MIKE GILLESPIE’S RECORDS (According to National Association of Sports Public Address Announcers)
*Most universities and colleges served as “home announcer” — 18
*Most college national championship Final Fours (NAIA women) — 23
*Most college basketball games announced in a single day — 8 on 66 different occasions.
*Most high school basketball games announced in a single day — 10 (2001 Adolph Rupp Classic, Memorial Coliseum, Lexington, Ky.)
–– Information provided by Mike Gillespie
The Best Seat In the House
Mike Gillespie has a full resume of sports public address announcing.
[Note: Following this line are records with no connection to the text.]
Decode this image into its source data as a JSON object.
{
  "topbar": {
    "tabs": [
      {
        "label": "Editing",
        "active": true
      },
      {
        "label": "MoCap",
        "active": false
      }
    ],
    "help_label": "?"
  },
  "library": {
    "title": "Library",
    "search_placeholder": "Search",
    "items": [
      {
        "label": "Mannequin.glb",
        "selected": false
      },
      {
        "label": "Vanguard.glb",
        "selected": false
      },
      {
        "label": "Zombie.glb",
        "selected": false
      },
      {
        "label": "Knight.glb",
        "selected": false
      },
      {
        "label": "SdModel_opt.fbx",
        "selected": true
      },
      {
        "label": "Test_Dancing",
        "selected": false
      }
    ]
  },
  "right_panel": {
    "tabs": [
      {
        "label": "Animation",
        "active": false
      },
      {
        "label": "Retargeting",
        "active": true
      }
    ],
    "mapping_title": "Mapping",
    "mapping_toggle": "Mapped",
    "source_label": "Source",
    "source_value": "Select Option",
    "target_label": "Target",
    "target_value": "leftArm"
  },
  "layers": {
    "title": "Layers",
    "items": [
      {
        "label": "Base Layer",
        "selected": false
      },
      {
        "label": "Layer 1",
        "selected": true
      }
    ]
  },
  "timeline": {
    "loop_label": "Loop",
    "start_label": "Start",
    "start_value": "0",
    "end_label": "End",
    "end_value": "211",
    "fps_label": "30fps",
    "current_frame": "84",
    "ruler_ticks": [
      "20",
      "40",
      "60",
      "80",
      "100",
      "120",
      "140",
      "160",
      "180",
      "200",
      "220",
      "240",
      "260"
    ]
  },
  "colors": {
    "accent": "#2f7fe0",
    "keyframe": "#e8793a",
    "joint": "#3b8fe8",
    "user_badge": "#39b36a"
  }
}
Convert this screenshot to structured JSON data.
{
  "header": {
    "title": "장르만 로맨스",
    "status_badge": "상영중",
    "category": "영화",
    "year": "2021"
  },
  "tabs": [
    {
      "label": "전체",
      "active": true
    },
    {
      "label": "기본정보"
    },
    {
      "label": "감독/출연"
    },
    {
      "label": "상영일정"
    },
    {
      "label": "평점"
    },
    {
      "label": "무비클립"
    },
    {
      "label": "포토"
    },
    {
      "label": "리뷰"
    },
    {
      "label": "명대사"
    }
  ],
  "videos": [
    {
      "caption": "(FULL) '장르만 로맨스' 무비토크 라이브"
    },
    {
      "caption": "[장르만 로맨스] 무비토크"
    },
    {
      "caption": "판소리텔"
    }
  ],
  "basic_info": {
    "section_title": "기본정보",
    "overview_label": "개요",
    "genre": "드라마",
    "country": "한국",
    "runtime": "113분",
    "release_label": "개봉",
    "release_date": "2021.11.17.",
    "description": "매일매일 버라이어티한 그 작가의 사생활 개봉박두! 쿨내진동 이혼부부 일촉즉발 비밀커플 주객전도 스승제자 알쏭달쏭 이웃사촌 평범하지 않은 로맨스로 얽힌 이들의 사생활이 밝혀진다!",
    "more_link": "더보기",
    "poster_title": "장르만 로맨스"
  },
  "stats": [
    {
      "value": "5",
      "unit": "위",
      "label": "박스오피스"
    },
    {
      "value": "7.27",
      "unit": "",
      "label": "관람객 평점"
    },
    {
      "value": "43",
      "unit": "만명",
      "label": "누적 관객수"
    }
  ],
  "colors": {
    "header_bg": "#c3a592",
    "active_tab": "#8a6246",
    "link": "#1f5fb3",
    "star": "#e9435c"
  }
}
Since getting an opportunity to pursue his passion he has worked the following.
International competition: 2002 FIBA Men’s World Basketball Championship in Indianapolis.
Professional basketball: Jackson (Tenn.) Jammers, Rookie League, 1991; Gainesville (Ga.) Knights, Rookie League, 2007; The Basketball Tournament, Chicago, 2016.
College sports: Tennessee — East Tennessee State, Milligan College, Union University, King College; Georgia — North Georgia University, Reinhardt University, Brenau University; Virginia — Bluefield College; Ohio — Cincinnati Christian University; Kentucky — Georgetown College; Indiana — Valparaiso University, Franklin College, Purdue Northwest University, Indiana University-Southeast; Illinois — St. Xavier University, Robert Morris University, Prairie State College, Olivet Nazarene University.
Special college events: Inaugural Women’s Basketball Hall of Fame/State Farm Tipoff Classic in Jackson, Tenn., 1992. Event included Tennessee coach Pat Summitt’s 500th win; NAIA National Women’s Baskeetball Tournament, 1990-2011, for 18 years Mike called all 31 games; Appalachian Athletic Conference men’s and women’s championship tournaments, 2012-2017.
High School Sports: Tennessee — Jackson Central-Merry, Jackson Northside, Johnson City Science Hill, Johnson City University High; Indiana — Columbus East, Columbus Christian, Hammond Gavit, North Harrison, Crawford County; Georgia — North Forsyth.
Special High School Events: Adolph Rupp Classic, Memorial Coliseum, Lexington, Ky., 2002; King of the Bluegrass Tournament, 2005; All-A Classic, 2012; Tennessee district, regional and tri-state tournaments; Hammond (Ind.) Sectional; Indiana Christian School State Tournament.
Sports called: Basketball (men’s and women’s), football, baseball, softball and volleyball.